On August 10th the Church remembers one of the most celebrated saints in the history of the Church, St Laurence. His day is unusually given a high rank – Feast rather than Memorial – in the Roman Catholic Western calendar. The current edition of Butler’s Lives of the Saints – an encyclopedia of saints – tells us; Laurence’s extraordinary fame is based mainly on fiction: on a quaint mixture of sacred irony (or sheer cheek) and miracle…
Well, good stories are instructive and inspiring, so let’s not be put off. Tradition tells us that Laurence was one of the seven deacons of Rome. When the emperor Valerian published edicts against Christinas in 257 Sixtus, the Bishop of Rome was arrested and executed. The story tells us that Laurence’s date of death was prophesied and in anticipation Laurence quickly sold the sacred vessels and gave the proceeds to the poor, widows and orphans.
The prefect of Rome called Laurence before him and demanded the treasures of the Church.
Laurence gathered ‘the blind, lame, lepers, orphans, windows etc’ and invited the prefect to inspect the Church’s real treasure.
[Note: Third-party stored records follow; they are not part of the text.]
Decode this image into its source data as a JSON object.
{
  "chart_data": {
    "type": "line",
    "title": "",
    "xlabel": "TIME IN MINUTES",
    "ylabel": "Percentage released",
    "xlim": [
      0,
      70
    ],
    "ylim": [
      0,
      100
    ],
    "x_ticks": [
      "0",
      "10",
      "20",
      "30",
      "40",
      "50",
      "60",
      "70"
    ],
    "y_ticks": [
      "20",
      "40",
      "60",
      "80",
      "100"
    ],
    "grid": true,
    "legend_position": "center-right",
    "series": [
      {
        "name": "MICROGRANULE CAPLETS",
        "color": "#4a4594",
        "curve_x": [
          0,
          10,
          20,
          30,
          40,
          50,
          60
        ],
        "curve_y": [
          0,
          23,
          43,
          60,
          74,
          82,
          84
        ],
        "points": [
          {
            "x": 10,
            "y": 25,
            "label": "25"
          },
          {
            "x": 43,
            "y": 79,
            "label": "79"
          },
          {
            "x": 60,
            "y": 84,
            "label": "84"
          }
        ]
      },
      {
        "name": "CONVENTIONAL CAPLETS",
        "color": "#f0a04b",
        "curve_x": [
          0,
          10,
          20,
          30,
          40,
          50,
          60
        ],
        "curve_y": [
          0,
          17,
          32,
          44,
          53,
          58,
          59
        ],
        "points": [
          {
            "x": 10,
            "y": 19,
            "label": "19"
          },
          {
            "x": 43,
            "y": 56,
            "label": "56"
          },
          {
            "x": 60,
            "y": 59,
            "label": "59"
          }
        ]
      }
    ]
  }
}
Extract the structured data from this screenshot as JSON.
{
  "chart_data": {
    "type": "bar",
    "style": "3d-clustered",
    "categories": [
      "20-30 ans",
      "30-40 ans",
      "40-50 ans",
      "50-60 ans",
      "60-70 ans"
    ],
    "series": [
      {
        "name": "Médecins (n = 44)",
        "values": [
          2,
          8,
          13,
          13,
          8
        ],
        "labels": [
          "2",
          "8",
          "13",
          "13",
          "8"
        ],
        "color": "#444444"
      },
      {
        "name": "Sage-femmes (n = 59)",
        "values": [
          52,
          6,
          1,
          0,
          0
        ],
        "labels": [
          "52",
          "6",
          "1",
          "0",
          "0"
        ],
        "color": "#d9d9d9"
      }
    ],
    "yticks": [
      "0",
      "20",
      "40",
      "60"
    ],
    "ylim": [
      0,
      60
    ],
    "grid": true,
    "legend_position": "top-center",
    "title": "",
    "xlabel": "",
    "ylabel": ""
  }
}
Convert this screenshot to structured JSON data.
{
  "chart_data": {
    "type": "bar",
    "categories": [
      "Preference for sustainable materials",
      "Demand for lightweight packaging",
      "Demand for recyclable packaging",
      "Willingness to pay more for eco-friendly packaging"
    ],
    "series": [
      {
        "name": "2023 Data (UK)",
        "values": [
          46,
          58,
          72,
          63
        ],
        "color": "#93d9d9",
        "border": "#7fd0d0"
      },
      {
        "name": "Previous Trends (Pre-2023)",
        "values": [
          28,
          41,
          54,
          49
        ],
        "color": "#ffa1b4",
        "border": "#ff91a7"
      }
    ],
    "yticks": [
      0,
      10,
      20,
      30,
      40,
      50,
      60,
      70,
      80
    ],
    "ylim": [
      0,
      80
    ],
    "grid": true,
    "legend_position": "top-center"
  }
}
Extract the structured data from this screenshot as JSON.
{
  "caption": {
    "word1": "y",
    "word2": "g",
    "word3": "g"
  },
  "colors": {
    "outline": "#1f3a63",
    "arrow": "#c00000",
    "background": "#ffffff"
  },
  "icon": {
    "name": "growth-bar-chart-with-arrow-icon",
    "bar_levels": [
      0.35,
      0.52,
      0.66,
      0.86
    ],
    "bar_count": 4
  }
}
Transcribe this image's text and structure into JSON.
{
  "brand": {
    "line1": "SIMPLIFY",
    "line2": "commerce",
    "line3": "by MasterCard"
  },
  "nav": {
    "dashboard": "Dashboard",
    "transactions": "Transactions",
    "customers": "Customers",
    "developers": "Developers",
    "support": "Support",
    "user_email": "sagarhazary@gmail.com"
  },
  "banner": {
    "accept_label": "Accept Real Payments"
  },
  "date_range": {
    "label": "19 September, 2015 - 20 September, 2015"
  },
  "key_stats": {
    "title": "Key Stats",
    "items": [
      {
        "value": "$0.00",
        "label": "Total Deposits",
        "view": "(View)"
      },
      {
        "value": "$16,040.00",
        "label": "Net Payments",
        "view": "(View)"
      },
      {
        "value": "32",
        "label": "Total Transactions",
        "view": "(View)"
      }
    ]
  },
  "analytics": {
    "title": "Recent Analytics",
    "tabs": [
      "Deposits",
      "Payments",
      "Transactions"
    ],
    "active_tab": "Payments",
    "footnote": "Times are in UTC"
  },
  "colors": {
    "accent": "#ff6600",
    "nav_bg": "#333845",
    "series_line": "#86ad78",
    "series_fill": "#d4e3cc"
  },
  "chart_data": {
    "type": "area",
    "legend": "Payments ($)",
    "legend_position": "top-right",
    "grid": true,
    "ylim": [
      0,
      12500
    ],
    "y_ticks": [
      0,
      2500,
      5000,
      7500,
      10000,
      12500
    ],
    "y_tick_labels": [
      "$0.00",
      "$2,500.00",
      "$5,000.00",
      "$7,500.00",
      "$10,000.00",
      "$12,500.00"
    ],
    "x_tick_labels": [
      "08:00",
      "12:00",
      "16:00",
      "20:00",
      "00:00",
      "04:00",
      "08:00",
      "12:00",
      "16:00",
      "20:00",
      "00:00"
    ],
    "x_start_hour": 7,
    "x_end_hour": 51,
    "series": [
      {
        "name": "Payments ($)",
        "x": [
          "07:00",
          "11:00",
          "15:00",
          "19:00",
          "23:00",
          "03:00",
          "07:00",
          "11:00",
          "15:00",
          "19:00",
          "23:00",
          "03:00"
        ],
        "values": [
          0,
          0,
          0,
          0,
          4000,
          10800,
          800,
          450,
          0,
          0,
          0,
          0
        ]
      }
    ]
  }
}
The prefect regarded this as an insult and had Laurence tortured and killed by slowly roasting him.
The central images of the legend of Laurence have inspired individuals and the church as a whole for centuries. The power of Laurence is not only in the legend but in the holiness he has inspired.
- Today Laurence calls Christian congregations to have courage to stand up for social justice and care for the needy.
- Laurence challenges Christians today to question their perspectives. A wealthy church is one containing the treasures of the Church – the poor, the marginalised, the weak and forgotten.
For us at St Chrysostom’s Laurence affirms us in our ministry to support justice in our society. His example invites us to honour those among us who seek asylum, those who are victims of human trafficking, those with few resources and other underprivileged people, and rejoice in them as treasures of our Church.